The good news is that no matter where you are in your design career, or what your background is, with hard work and drive, it is entirely possible to find your niche in the design world. In this blog, we discuss how to get ahead in your design career.
If you have a goal in mind – whether that’s UX design, logo design, graphic design, or website design – look at other designers who are successful in those roles and follow their lead. In other words, work backwards. What do you need to do to get to that position? For example, if it’s web design you’re interested in, a good starting point would be to check out the portfolios of professional designers and see what their educational and career backgrounds are, and how their standard of work compares to your own. You could also contact them with any questions.

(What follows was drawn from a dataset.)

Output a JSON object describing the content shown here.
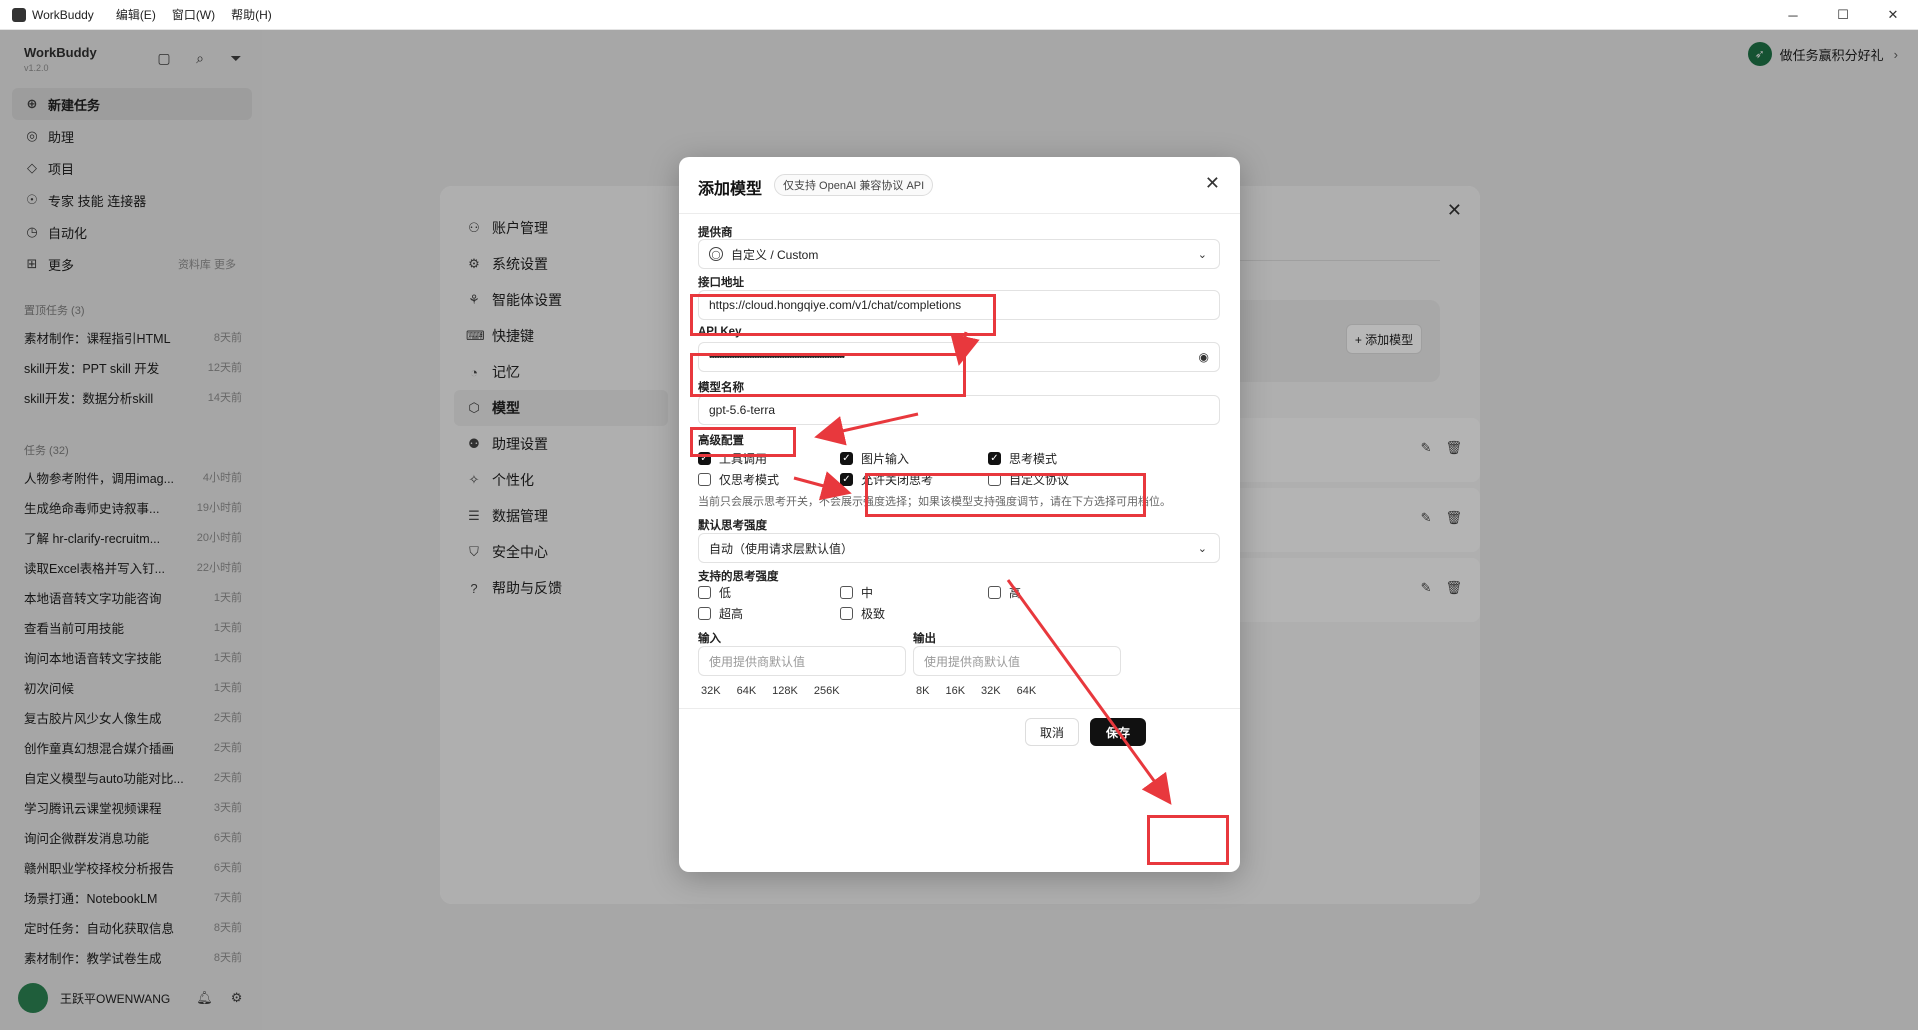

Not only will this demonstrate your enthusiasm, but it will also help you to gain insider knowledge.
You may be a naturally gifted artist but learning some of the other components of design, such as how to use design software and other design technology, takes time. Enrolling in a design course will give you access to these programs, as well as tuition from design professionals who can help you to sharpen your skill set. Better yet, you’ll also gain certification to enhance your CV.
Successful designers have one thing in common – and that’s that they never stop looking for inspiration. There are many ways in which you can do this, from keeping in touch with what is going on in the wider industry to attending art exhibits and events. You can also take inspiration from other forms of media such as podcasts and TV series. We highly recommend the podcast, ‘The Honest Designers’, and the Netflix series, ‘Abstract: The Art of Design’.

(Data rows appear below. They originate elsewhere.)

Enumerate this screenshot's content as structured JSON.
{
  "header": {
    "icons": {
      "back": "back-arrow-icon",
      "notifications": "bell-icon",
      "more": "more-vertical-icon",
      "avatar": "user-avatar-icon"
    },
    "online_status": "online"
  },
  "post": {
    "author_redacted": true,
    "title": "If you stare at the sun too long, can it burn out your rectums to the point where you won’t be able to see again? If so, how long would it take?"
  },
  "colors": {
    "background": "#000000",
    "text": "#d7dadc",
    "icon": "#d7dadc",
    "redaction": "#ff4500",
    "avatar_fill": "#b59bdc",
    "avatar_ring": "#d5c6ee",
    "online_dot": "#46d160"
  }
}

If you have a designer or a design company that you admire, why not pick their brain? By talking to and networking with others in your field, you’ll understand more about their thinking patterns, helping you to solve design-related problems you come across in the future, and perhaps even giving you a fresh perspective on your own designs. It may also open opportunities for future collaborations.

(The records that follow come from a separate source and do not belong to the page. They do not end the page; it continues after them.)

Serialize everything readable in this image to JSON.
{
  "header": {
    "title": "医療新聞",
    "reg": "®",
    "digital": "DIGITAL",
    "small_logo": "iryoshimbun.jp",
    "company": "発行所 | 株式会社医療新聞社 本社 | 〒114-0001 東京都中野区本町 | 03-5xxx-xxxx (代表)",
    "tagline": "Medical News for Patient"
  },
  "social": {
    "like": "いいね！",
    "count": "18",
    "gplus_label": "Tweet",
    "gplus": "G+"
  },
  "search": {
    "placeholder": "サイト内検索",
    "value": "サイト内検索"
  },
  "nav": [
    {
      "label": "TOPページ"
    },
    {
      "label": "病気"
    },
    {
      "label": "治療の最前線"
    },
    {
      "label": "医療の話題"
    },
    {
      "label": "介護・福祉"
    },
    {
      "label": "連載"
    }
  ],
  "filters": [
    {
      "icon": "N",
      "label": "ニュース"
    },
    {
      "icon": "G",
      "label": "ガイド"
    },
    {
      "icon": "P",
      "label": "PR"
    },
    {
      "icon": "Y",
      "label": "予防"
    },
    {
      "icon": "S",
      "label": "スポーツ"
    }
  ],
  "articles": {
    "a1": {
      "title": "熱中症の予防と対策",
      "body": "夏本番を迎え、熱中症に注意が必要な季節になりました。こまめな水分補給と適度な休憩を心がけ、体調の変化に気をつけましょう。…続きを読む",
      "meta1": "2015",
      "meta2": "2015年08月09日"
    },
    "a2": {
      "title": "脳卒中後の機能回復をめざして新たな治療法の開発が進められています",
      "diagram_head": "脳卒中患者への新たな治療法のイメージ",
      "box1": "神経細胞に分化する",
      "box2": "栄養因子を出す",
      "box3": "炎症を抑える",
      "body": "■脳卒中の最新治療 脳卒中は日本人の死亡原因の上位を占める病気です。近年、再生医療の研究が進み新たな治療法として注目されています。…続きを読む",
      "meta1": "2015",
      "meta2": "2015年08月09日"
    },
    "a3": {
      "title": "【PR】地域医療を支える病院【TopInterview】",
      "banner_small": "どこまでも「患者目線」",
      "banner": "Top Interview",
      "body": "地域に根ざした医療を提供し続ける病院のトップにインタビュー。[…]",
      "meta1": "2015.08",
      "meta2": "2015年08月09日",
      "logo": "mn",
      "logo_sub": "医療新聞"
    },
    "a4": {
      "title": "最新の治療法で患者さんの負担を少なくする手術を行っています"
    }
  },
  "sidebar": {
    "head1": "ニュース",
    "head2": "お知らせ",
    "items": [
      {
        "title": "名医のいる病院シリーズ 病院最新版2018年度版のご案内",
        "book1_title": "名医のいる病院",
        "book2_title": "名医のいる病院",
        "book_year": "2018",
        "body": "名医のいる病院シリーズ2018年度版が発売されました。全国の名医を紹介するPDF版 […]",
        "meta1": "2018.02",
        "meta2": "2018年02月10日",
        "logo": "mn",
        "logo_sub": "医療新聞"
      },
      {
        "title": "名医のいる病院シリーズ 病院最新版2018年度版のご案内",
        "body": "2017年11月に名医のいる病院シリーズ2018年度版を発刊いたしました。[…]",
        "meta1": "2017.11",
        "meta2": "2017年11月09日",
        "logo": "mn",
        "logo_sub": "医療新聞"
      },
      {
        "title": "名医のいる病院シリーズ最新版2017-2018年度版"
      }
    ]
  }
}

For anyone in a creative industry, having a portfolio is a must – and this is especially true for designers. As well as being a chance to reflect your creativity, a design portfolio also showcases your work to potential clients. In a society that is more digitally connected than ever, having an online portfolio has become increasingly important. It also allows potential clients to discover your work without you having to pursue them directly. An offline portfolio is equally important for meeting clients in-person and a good talking prompt for meetings and interviews.
Once you’re into the swing of creating designs, you can start to reflect on your work. By getting into the question-framing mindset and asking yourself things like ‘What are the common elements I find in designs I like?’ and ‘How would I improve a design I don’t like?’ you are retraining your mind to think in terms of design. But as much as it’s important to look at our work through a critical eye, you should also allow yourself to get lost in dreams from time to time. After all, creativity happens when we stop and let our thoughts flow.
If you want to get ahead in your design career, you need to keep in mind that your work is ultimately a product which will be sold to consumers. One of the best ways to begin to understand what consumers want is by learning about human motivation and behaviour. Getting into the mind of your intended audience will help you to tailor your designs to their needs and desires. Grow your library with books on this subject including: ‘The Design of Everyday Things’, and ‘Made to Stick: Why Some Ideas and Others Die’.